Yazı şairimizin acıklı hayat hikayesini anlatırken şiirlerinden alıntılar yapmayı da ihmal etmemiş.  Kullandığı bir imge var ki; es geçilmemiş ve hakkı verilere anlatılmış. (Beyaz)
Hayatı usanç içinde geçen bir adamın ölüm özlemidir : Ziya Osman Saba…

‘’Modern Zamanlarda Şiir’’ isimli bir yazı dergi içinde beni en çok boğan yazı oldu. Başlık oldukça ilgimi çekti tam damağıma göre olduğunu düşündüğüm yazıyı okuyunca ne yalan söyleyeyim hayal kırıklığına uğradım. Yazan kişiyi fazlaca yermek istemiyorum lakin yazdığı metni tek bir cümle özetliyor:’’ Dönem değiştikçe şiir de değişir.’’  Yazı biraz ağırlaştırılmış bir dille kağıda empoze edilmiş.  Modern zamanlardaki şiirden çok şiirin dönemlerle birlikte değiştiğinden, şiirin kültüre bağlılığından, şiirin ırka bağlılığından söz etmiş. Başlık içeriğin habercisidir… Bana göre haberci yanlış yere gönderilmiş.

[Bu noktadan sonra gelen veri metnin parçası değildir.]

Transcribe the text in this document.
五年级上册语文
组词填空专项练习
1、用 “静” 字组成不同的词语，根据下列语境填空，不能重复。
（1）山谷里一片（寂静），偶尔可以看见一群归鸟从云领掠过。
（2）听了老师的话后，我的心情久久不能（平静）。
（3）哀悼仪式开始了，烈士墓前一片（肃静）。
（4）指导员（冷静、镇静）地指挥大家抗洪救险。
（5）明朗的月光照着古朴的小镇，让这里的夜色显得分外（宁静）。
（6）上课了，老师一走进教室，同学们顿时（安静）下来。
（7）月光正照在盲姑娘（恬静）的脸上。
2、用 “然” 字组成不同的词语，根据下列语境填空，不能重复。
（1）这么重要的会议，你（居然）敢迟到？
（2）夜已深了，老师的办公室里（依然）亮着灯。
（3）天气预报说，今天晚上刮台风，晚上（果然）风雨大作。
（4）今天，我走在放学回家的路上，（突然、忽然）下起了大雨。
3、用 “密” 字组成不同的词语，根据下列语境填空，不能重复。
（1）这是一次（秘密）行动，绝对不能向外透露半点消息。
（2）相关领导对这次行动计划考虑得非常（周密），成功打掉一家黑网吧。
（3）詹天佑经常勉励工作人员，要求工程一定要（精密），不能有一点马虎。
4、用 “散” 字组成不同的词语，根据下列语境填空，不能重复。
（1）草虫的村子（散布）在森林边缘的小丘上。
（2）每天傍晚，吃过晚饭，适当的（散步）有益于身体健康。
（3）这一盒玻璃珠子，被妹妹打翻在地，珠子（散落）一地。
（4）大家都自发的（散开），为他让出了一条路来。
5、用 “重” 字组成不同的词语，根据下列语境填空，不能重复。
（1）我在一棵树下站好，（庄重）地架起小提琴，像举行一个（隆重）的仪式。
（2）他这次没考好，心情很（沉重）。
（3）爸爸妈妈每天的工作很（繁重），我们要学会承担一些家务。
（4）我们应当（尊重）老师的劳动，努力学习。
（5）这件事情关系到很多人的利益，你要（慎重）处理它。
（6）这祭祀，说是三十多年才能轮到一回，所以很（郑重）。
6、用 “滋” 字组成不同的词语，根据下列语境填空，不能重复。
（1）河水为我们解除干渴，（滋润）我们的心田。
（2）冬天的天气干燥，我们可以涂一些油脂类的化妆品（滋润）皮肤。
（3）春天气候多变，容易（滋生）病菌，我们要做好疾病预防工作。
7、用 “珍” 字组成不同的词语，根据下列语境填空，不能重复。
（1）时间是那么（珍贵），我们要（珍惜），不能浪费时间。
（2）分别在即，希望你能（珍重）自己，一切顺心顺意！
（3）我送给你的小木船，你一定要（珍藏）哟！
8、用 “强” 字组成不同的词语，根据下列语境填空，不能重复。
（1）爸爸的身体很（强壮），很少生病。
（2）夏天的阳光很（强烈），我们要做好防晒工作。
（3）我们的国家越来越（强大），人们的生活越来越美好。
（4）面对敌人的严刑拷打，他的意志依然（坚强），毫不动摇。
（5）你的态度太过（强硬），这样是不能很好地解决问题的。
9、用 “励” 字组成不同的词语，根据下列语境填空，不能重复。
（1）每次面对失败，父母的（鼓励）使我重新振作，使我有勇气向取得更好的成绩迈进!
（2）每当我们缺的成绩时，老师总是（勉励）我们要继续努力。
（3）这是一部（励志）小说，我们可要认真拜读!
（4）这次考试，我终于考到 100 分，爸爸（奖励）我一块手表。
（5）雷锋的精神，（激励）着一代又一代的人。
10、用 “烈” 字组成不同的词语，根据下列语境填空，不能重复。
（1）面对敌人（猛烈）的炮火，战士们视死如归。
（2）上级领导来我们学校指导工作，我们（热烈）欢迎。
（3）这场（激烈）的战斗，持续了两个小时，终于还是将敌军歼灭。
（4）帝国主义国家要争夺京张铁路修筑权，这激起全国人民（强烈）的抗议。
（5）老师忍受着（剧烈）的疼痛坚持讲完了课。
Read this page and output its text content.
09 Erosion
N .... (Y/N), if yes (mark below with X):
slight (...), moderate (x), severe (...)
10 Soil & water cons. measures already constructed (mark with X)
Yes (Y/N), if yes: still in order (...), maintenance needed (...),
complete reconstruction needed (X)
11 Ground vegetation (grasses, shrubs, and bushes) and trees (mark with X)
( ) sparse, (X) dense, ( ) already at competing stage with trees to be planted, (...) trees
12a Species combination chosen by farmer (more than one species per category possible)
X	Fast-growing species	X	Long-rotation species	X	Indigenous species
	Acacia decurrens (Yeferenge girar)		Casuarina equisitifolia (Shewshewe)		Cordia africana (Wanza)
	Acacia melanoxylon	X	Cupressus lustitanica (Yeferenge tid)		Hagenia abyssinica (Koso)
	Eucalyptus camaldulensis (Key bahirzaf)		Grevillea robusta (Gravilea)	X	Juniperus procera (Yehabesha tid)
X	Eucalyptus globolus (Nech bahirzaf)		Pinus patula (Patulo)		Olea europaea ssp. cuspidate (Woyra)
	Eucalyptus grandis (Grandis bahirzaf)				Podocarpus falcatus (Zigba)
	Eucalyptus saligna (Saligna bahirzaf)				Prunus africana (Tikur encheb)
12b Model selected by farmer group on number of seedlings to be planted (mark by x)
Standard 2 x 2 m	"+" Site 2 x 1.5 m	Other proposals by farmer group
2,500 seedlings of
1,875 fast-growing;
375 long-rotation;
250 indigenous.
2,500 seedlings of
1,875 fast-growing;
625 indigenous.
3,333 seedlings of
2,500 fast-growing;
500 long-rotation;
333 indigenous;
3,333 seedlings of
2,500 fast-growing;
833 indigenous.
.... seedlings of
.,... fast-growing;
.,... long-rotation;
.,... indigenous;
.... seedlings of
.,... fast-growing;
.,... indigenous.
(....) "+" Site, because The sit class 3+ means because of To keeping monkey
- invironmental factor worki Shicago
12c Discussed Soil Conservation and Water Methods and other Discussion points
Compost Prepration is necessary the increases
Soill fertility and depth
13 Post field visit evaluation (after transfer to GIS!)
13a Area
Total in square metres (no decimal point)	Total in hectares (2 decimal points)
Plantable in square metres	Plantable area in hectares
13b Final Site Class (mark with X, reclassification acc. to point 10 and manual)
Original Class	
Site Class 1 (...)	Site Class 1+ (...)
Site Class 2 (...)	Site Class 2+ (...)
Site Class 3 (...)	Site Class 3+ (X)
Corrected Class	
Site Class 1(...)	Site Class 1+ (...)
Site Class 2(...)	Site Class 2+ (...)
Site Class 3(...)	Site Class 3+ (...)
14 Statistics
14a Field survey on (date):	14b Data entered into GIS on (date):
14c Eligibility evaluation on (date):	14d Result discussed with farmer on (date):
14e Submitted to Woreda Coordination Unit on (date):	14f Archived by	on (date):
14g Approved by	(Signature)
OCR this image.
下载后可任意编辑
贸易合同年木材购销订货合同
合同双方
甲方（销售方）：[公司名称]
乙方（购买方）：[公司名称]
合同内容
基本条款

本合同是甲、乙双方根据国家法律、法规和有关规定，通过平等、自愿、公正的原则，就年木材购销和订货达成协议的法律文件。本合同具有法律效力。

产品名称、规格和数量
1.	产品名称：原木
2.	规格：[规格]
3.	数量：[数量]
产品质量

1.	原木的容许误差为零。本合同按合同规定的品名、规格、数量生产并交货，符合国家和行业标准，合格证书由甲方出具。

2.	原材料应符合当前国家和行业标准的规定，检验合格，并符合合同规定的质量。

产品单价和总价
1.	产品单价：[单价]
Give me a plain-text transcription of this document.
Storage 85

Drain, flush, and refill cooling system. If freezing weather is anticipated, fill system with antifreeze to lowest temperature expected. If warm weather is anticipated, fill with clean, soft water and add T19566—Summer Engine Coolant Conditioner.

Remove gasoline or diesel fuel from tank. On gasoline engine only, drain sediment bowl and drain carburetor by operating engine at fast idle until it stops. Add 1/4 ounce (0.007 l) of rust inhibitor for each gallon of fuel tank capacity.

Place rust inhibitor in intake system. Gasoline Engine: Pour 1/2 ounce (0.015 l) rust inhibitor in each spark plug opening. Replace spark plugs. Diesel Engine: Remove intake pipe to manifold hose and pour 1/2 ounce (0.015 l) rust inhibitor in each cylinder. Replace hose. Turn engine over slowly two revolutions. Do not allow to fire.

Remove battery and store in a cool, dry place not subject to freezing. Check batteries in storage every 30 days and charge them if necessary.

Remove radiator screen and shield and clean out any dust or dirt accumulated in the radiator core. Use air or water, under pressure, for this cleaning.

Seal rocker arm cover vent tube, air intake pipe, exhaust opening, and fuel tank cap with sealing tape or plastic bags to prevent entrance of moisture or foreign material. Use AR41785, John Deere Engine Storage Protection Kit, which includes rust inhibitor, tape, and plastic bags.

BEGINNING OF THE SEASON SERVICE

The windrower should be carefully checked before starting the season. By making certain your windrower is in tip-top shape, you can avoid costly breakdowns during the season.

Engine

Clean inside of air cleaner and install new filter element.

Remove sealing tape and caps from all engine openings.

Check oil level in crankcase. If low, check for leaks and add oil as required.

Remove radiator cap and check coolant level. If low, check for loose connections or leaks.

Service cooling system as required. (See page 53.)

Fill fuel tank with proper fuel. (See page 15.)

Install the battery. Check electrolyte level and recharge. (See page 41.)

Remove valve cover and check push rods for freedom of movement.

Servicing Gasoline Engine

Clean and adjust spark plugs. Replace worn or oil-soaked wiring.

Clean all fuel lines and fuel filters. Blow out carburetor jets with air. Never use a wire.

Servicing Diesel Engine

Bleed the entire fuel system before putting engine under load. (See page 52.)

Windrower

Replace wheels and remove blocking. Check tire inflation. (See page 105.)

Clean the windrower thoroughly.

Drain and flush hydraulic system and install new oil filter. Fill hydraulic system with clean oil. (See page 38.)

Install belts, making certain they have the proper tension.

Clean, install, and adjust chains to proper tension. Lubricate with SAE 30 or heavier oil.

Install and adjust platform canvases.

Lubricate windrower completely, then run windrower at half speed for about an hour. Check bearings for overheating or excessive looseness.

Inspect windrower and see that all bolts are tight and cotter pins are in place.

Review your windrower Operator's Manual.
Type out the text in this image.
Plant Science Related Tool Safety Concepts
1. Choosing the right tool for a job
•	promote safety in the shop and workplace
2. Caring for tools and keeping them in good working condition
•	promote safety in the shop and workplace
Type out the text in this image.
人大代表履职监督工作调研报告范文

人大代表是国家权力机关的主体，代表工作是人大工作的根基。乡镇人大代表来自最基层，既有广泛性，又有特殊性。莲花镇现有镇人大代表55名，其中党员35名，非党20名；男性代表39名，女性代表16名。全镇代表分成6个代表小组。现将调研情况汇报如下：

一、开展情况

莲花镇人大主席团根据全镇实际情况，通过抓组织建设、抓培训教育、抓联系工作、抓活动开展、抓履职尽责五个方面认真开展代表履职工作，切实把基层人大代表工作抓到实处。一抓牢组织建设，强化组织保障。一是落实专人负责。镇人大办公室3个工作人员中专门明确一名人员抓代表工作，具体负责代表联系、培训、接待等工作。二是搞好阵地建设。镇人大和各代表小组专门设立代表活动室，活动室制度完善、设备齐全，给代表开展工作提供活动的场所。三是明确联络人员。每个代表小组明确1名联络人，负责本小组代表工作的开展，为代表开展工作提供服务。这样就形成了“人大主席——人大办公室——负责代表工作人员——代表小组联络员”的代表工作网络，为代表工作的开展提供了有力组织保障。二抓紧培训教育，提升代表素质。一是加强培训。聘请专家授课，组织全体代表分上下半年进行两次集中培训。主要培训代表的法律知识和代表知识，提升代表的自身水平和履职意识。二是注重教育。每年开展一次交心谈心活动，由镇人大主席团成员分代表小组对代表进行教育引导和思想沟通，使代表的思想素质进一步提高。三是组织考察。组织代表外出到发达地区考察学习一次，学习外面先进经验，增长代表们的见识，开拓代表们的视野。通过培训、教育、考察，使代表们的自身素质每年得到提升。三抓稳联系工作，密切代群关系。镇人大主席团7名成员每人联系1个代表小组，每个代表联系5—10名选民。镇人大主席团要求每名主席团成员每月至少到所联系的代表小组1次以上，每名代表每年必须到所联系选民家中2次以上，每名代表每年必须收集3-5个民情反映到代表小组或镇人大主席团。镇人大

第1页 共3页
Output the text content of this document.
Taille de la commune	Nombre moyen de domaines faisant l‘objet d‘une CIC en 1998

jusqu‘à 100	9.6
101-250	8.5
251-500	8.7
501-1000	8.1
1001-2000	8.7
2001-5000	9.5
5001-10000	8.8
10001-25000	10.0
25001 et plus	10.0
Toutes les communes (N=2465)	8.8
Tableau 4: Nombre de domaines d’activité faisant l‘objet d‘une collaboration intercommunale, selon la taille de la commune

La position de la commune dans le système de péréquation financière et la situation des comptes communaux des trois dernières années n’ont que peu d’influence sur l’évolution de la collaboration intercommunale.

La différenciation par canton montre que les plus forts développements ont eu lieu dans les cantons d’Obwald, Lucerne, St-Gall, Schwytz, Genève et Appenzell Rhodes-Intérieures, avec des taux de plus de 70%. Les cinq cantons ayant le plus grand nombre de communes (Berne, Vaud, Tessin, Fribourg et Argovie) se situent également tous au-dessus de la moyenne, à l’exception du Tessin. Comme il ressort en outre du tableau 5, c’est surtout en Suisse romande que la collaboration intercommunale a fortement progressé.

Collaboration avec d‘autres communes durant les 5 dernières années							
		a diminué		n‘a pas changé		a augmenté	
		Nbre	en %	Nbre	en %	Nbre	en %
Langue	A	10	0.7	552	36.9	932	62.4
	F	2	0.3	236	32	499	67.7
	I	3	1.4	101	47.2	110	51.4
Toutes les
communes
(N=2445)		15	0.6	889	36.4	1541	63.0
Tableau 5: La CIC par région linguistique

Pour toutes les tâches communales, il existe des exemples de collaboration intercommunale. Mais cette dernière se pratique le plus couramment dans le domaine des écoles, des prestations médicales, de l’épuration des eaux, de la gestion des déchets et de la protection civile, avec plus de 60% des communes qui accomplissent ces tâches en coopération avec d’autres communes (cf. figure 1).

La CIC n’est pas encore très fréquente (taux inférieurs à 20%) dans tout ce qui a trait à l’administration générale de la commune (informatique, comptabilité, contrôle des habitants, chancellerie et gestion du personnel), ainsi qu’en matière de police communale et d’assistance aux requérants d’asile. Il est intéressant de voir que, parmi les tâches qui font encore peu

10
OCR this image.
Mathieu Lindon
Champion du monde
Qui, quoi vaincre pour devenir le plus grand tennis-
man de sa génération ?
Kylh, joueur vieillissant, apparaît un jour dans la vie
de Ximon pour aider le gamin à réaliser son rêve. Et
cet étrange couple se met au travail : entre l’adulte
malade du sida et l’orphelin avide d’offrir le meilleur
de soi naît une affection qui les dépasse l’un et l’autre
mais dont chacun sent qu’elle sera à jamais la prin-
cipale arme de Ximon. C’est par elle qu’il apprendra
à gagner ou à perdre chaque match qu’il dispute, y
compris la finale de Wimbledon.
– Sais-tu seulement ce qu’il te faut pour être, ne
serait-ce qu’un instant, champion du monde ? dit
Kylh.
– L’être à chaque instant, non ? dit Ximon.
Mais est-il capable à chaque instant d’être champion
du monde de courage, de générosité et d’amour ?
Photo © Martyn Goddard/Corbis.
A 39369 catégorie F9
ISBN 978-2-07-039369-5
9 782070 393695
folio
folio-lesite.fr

Hasan Efe isimli bir arkadaşımızın çizdiği karikatür içimi sızlattı. Karikatür anlayan için çok şeyin ötesinde
daha çok şey anlatıyor…

‘’Sözcüklerin Birikimidir Şiir’’ başlığıyla oluşturulmuş bir eser bizlerle buluşuyor dergide. Çok iddialı bir başlık. Yazarımız az çok başa çıkmış gibi görünüyor bu iddialı başlıkla. Bir yandan da şiiri kümülatif bir bilgiymiş gibi gösterdiği için kendimce kızdım yazarımıza.

Derginin en beğendiğim ikinci yazısı son sayfalara döşeli duran ‘’Güzel Sanatların Dokuz Perisi’’ isimli eser oldu. Yunan ve Latin edebiyatına ilham veren mitolojik karakterlerin tanıtıldığı harika bir metin oluşturulmuş.

Son olarak dergide şiirlere bolca yer verilmiş olması , derginin gönlümü kazanmasında büyük rol oynadı. Emeği geçen herkesin ellerine , yüreğine ve kalemine sağlık.